La poesie est elle utile?
René Char, un des rares écrivains du 20e siècle à s’être spécialisé dans le genre poétique et à s’y être toujours tenu, donne à la poésie des pouvoirs et des missions, notamment celle de « transformer les vieux ennemis en loyaux adversaires ». Faut-il, comme René Char, que la poésie soit utile, ait une place à revendiquer, et un rôle à jouer dans la vie des gens ?
Pour y répondre, nous verrons d’abord qu’au sens strict, la poésie est une œuvre sans but, une technique sans fin, si ce n’est elle-même, et ce d’autant plus que bien des choses –sa forme artificielle par exemple- l’éloignent du réel ; pour autant la poésie a su utiliser sa forme inhabituelle et mettre ses possibilités multiples au service du combat politique, et devenir d’utilité publique en somme. Enfin, il n’y a pas que l’utilité et la noblesse des grandes causes : la poésie peut supporter des ambitions modestes mais pas moins valeureuses : en tant que vecteur de sens, en tant qu’affirmation d’un réel quotidien et concret, elle peut tout simplement servir de témoin et aider à vivre.

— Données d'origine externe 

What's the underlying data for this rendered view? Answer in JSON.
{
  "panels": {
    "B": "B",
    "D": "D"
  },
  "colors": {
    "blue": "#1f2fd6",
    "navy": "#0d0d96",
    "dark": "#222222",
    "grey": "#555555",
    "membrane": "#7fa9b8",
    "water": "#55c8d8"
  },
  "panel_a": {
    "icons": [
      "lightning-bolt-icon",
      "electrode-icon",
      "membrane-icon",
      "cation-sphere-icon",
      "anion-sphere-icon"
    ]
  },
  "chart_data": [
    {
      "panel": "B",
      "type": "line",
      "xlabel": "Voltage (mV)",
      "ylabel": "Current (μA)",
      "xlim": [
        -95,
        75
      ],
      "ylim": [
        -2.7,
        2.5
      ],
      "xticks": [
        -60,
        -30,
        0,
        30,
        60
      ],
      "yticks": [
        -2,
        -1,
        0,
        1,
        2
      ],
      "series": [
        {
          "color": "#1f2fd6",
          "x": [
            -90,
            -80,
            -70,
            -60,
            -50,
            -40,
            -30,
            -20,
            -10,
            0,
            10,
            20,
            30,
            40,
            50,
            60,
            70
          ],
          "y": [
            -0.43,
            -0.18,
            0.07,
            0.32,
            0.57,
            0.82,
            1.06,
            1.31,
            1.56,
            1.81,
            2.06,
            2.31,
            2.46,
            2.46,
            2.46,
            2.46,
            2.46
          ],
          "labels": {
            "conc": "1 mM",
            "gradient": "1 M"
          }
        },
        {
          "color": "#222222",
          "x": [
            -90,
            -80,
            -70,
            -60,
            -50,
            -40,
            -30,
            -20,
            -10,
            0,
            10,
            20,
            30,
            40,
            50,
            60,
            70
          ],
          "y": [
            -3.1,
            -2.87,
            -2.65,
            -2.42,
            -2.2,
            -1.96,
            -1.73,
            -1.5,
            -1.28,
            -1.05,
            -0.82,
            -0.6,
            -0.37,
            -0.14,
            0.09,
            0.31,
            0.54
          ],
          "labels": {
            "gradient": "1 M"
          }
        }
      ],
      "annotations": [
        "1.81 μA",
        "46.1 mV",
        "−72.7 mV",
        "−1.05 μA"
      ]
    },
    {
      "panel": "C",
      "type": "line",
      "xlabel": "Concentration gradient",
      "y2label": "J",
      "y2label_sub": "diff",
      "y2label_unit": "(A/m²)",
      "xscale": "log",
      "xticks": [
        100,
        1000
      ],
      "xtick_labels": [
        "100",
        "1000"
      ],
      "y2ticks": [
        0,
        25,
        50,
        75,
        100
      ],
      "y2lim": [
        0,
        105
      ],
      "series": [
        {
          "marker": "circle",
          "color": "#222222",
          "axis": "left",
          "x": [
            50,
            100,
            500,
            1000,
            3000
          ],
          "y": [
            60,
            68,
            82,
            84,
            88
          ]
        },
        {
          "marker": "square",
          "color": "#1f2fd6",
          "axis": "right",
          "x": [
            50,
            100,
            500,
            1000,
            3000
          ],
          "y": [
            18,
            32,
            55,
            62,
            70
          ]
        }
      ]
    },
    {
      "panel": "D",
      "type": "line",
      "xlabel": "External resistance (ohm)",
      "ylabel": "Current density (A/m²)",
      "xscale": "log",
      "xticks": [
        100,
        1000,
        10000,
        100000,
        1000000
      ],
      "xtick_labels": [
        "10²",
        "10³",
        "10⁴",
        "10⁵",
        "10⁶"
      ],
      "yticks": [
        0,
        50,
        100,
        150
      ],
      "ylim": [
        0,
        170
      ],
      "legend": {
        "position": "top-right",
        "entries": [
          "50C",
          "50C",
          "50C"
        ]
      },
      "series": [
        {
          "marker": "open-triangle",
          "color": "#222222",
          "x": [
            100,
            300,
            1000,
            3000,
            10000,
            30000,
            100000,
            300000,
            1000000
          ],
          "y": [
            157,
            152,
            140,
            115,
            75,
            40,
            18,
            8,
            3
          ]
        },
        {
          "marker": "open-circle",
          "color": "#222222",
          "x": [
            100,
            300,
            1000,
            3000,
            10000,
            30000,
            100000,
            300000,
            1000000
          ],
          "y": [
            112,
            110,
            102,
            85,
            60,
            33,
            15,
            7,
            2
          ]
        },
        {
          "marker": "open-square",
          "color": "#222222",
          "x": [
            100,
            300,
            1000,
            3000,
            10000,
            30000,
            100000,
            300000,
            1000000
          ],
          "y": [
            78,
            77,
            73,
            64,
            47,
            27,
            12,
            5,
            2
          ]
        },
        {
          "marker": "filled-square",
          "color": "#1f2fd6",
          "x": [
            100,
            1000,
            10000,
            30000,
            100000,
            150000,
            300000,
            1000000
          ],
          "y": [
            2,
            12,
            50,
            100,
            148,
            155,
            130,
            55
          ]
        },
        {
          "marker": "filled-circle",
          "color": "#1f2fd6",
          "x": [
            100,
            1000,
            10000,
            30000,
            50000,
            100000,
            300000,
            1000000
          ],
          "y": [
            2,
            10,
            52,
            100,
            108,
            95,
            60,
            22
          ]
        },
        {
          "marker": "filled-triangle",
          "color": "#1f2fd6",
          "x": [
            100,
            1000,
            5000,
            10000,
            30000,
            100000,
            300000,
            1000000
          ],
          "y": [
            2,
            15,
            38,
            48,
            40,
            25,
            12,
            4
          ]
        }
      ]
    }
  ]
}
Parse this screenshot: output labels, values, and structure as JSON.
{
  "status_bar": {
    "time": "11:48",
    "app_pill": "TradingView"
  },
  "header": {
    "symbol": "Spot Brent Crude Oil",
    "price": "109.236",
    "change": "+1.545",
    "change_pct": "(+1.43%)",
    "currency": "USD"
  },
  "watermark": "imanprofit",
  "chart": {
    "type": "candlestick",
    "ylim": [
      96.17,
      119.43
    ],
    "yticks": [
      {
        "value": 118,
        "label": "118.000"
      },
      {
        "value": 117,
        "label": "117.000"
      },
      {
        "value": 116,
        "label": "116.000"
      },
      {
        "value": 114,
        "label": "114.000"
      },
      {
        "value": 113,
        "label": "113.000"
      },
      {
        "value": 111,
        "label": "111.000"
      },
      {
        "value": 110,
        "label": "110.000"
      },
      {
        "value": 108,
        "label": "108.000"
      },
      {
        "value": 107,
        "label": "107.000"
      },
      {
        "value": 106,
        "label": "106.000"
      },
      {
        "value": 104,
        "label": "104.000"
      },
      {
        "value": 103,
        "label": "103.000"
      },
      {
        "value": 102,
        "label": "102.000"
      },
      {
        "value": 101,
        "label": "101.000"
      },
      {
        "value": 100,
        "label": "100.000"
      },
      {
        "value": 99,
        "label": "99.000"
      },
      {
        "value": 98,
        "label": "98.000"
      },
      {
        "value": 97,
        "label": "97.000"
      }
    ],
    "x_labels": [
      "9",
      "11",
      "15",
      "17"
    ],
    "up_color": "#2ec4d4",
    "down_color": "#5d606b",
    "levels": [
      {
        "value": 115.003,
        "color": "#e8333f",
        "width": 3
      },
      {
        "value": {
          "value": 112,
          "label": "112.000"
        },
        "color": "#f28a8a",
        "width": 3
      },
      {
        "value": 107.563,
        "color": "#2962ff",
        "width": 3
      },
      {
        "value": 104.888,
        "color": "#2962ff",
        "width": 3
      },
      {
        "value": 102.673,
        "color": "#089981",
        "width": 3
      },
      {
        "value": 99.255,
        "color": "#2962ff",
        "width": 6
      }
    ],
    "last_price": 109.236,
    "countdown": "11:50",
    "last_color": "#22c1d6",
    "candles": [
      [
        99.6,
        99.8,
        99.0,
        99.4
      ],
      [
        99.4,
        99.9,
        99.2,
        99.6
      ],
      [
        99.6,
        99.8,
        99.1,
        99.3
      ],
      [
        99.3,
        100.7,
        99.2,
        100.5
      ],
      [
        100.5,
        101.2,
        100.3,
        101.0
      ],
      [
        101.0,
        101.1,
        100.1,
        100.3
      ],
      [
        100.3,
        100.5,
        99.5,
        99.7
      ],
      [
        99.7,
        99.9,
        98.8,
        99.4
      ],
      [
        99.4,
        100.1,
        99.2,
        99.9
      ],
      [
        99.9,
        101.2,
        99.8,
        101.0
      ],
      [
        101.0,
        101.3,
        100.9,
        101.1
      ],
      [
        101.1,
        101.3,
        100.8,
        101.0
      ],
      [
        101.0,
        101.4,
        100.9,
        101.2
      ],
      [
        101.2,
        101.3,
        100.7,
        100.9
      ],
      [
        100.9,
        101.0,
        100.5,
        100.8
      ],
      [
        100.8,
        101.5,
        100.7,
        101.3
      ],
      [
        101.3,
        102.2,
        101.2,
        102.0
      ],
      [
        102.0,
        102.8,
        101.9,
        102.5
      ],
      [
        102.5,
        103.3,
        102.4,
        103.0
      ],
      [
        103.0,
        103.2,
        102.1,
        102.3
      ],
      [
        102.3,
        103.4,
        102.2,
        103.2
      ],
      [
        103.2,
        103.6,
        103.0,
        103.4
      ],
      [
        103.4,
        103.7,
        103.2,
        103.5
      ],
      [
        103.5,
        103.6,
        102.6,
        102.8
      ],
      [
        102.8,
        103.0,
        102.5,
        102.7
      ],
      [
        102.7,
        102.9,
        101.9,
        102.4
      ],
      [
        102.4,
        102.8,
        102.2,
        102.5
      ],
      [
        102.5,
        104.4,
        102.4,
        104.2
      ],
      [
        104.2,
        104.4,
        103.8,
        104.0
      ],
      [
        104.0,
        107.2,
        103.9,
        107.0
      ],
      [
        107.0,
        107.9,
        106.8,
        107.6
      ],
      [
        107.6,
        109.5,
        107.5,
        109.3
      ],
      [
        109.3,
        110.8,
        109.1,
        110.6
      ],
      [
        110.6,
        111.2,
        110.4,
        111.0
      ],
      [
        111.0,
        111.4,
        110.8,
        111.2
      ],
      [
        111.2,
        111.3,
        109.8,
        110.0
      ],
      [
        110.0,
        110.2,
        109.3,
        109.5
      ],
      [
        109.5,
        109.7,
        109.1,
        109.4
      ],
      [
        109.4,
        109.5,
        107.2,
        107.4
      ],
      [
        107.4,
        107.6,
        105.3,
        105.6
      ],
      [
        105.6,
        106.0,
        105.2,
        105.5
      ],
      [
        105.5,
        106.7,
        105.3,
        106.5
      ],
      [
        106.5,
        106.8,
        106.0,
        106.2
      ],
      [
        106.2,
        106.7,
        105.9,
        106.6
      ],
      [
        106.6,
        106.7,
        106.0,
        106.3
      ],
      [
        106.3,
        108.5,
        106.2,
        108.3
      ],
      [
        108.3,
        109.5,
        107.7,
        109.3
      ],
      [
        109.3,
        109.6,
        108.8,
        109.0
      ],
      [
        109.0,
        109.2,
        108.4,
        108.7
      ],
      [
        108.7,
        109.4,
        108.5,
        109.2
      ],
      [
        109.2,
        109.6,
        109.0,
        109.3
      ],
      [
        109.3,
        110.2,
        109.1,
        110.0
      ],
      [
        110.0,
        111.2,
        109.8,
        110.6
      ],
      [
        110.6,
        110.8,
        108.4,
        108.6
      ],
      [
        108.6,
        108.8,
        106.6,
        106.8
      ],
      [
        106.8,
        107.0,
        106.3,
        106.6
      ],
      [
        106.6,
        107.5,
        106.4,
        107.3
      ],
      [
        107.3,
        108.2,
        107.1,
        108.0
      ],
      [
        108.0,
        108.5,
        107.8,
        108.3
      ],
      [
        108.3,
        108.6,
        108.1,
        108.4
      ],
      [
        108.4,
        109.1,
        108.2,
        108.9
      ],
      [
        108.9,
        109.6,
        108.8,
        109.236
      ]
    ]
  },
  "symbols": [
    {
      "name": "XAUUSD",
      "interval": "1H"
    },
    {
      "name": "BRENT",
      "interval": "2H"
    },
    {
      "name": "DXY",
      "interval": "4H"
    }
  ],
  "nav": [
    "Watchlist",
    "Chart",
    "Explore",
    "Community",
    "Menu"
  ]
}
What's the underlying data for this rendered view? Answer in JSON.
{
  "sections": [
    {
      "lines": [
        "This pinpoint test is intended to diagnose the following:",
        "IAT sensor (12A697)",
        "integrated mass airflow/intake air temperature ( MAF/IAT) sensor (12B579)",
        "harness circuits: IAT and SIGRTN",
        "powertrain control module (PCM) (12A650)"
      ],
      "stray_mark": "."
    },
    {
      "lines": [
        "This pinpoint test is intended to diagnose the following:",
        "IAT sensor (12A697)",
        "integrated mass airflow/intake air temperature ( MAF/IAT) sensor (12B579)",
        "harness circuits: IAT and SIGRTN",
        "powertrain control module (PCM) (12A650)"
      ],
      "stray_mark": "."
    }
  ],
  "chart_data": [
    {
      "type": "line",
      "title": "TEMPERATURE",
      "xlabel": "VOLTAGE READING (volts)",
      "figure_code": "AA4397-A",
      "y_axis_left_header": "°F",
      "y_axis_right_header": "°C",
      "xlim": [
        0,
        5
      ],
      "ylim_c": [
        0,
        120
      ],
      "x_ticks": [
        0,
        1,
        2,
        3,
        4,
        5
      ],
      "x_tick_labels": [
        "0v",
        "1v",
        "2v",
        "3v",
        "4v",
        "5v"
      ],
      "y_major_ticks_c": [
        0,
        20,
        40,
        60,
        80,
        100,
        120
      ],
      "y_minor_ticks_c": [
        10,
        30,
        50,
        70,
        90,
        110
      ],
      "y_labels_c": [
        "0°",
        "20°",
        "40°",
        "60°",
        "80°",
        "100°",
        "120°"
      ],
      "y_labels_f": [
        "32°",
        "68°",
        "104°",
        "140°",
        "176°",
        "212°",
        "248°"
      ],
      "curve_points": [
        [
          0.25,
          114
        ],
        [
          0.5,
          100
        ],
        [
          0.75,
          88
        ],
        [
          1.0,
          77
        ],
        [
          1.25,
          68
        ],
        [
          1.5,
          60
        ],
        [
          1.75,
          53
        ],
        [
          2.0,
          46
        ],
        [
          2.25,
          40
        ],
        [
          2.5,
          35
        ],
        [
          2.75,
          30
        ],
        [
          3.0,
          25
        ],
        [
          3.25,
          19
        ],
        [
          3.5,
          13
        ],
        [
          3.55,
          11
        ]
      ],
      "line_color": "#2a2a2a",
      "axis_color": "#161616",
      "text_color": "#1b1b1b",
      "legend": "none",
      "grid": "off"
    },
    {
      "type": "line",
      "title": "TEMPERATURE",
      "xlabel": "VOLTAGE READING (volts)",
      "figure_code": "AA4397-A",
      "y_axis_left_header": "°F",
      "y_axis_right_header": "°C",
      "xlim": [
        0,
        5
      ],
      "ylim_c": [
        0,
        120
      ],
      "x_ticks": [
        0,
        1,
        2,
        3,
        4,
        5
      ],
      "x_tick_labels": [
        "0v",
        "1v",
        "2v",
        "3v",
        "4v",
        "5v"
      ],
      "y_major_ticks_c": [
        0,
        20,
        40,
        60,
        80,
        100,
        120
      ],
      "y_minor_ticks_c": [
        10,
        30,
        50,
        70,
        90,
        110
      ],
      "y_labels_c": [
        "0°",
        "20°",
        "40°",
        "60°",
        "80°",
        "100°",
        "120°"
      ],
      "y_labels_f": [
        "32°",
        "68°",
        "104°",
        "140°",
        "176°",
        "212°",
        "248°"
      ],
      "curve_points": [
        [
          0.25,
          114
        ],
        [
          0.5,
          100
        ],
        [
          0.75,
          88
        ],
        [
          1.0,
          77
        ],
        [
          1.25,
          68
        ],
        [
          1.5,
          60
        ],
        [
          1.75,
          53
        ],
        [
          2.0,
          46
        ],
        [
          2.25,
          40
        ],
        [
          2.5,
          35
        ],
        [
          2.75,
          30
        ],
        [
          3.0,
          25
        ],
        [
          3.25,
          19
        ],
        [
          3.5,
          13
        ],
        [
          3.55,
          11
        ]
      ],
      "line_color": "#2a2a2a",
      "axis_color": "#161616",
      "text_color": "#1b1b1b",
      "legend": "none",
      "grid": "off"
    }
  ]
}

La poésie, pourrait-on objecter à René Char, ne vise pas forcément à transformer quelque chose d’extérieur à elle ; si transformation il y a, c’est d’abord souvent d’elle-même. Le genre poétique est en effet un genre complexe, qui joue sur les écarts par rapport au langage normal, et s’appuie sur une forme artificielle : en vers, avec des rimes (pour la poésie versifiée, au sens traditionnel du terme), avec des façons de dire détournées car imagées (métaphores, comparaisons, etc.).